I’m going to try something new here and go by chapters in my summary so this should be updated often as I get through the book.
At their best, graphics are instruments for reasoning about quantitate information. Often the most effective way to describe, explore, and summarize a set of numbers – even a very large set – is to look at pictures of those numbers. Furthermore, of all methods for analyzing and communicating statistical information, well-designed data graphics are usually the simplest and at the same time the most powerful. intro
The premise of Tufte’s book, graphics at their best are a simple and powerful means of illustrating information.
The first chapter show the readers many different kinds of statistical displays and illustrates their effectiveness.
Graphical displays should:
Tufte runs through milestones in the history of graphical data displays, showing how they evolve from time-series graphs to “narrative graphics of space and time.”
Graphical Excellence is the well-designed presentation of interesting data – a matter of substance of statistics, and of design.
Graphical Excellence consists of complex ideas communicated with clarity, precision, and efficiency.
Graphical excellence is that which gives to the viewer the greatest number of ideas in the shortest time with the list ink in the smallest space. 51
I particularly like the last one, usability! Simplicity and efficiency are always great principles to aim for.
Here Tufte begins to examine what makes graphs flawed – examples in which the display doesn’t fairly represent the data.
Show data variation, not design variation. 61
Data, when represented visually in two or three dimensions, is often grossly misrepresented. Because the data has only one dimension, but it is being represented visually as an area or volume of space, the relation between various data points skews.

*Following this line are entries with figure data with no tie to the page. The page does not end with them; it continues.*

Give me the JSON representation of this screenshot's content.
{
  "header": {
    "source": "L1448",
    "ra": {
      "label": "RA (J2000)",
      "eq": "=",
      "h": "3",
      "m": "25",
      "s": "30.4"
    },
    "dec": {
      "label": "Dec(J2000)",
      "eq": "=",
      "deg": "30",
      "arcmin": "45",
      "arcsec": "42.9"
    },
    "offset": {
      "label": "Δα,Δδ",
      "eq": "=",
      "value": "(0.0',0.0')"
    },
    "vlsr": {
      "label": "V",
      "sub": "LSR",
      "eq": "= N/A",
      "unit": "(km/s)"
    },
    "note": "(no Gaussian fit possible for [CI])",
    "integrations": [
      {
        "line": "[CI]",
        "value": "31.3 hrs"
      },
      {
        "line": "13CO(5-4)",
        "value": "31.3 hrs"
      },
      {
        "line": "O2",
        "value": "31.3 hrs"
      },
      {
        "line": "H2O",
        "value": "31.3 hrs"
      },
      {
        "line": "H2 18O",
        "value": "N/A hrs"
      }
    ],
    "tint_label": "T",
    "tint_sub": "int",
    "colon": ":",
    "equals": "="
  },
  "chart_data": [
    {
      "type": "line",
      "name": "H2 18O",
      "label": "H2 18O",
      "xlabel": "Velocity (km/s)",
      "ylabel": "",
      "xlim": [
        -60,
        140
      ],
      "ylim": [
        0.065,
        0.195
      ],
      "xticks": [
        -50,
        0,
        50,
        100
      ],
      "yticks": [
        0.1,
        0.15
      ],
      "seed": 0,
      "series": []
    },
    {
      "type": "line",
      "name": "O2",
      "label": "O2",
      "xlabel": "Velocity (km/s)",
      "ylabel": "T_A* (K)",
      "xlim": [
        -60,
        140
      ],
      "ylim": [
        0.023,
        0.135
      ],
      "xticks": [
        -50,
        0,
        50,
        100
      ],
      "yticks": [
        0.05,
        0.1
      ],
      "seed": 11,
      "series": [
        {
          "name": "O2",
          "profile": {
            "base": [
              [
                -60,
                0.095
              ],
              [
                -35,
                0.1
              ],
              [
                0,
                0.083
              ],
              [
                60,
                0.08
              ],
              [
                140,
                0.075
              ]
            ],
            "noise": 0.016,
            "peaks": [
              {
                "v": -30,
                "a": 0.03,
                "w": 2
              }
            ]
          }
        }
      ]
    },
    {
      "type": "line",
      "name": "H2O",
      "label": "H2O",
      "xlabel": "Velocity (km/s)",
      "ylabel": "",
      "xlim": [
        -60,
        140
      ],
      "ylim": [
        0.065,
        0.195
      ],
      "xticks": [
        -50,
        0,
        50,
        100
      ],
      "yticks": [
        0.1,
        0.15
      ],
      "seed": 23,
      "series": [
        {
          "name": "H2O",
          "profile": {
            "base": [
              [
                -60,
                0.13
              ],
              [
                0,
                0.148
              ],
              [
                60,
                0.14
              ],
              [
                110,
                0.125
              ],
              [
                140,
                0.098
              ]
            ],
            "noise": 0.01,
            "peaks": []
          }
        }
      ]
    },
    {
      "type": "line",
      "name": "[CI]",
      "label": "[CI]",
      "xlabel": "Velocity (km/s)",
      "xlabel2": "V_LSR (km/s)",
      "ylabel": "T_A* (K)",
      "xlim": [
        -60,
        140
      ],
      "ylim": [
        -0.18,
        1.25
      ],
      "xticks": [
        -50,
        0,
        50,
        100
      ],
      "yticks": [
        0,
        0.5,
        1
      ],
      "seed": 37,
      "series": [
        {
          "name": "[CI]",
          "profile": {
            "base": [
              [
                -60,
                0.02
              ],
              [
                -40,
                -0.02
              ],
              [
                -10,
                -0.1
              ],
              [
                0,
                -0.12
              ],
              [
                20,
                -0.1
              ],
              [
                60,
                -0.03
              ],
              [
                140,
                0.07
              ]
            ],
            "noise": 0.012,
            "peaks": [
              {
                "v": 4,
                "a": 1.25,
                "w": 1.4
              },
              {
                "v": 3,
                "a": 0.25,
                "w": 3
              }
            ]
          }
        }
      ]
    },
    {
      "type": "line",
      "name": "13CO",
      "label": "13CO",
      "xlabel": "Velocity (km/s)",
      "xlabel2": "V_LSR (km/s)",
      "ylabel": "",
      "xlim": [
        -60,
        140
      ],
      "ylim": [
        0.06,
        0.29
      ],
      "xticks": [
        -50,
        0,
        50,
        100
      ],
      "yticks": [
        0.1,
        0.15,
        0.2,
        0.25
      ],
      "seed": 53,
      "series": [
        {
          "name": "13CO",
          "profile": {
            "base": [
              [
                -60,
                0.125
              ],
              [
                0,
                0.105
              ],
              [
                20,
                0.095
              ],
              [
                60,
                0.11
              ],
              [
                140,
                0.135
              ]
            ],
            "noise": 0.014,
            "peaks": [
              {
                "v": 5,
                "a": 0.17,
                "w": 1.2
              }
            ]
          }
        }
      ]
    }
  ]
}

Context is essential to integrity.
Six principles which help ensure graphical integrity, from page 77:
Data has been dumbed down by media outlets. It’s a pervasive means of transmitting information, but in it’s current state it conveys little information and is often corrupted somehow. Media outlets in the U.S. are particularly low brow, with very little sophistication present in news graphics.
Graphical competence demands three quite different skills: the substantive, statistical, and artistic. Yet now most graphical work, particularly at news publications, is under the direction of but a single expertise – the artistic. 87
Data graphics should show the data, noting else. Draw attention to the numbers and figures, not unsubstantial artistry.
Data Ink is the non-erasable core of a graphic, the non-redundant ink arranged in response to variation in the numbers represented. 93
The Data-Ink ratio then is the amount of Data-Ink in the graphic divided by the total amount of ink in the graphic.
So to maximize the data-Ink ratio of a graphic, one must:
Above all else show the data. Maximize the data-ink ratio. Erase all non-data-ink. Erase redundant data-ink. Revise and edit. 105
Vibration: the unneeded and obnoxious optical effects which add noise to a graphic. Moiré vibration is bad and clutter. Don’t use hatching and various levels of color to key your graphic – label important areas with words and not hatching.
The Grid: Mostly unnecessary. If possible lose the grid behind the plot, if not possible, make it grey so it falls behind the graphics.
The Duck: What a graphic becomes when it is decorated over-purposefully.
When a graphic is taken over by decorative forms or computer debris, when the data measures and structures become design elements, when the overall design purveys graphical style rather than quantitate information then the graphic may be called a duck in the honor of the duck-farm store, “Big Duck.” 116
Lose all the chartjunk!
Here Tufte works out new versions of various graphics according to the rules he has already laid out. Lose excess ink, within reason, and let the data show itself. This graphic might be beautiful, but it isn’t art. But don’t go overboard. Display as much information in as little space as possible, within reason. Edit and revise your graphics. Don’t confuse your audience, and explain the graphic in text. Newer designs may look odd, but this is because they aren’t common like the thousands of graphics which have come before them. As they grow more popular this will change.
Maximizing data ink (within reason) is but a single dimension of a complex and multivariate design task. The principle helps conduct experiments in graphical design. Some of these experiments will succeed. There remain however, many other consideration in the design of statistical graphics – not only of efficiency, but also of complexity, structure, density, and even beauty. 137
Use the same ink to achieve more then one result!
Mobilize every graphical element, perhaps several times over, to show the data. 139
Instead of just a dot or a line, use a number or a picture. This enables a complex comparison to be simple visually, and results in a high data ink ratio. One shouldn’t have to look all the way across the graphic to find the scale, for example. Incorporate breaks in a bar graph at even spaced intervals so that the height of the bar can be quickly computed by the viewer.
The data density of a graphic equals the number of entries in the dat matrix divided by the area of that data graphic 162.
The Higher the data density the better. The larger the data matrix the better. The size of the graphics should also be minimized, our eyes can handle it.
Small multiples are a set of varying data set onto the same background, illustrating the change from one frame to the next.
Graphical elegance is often found in simplicity of design and complexity of data. 175
Beautiful graphics do not traffic with the trivial. 175
Put words and pictures together. Words on a graphic are data ink. Explain the graphic with words.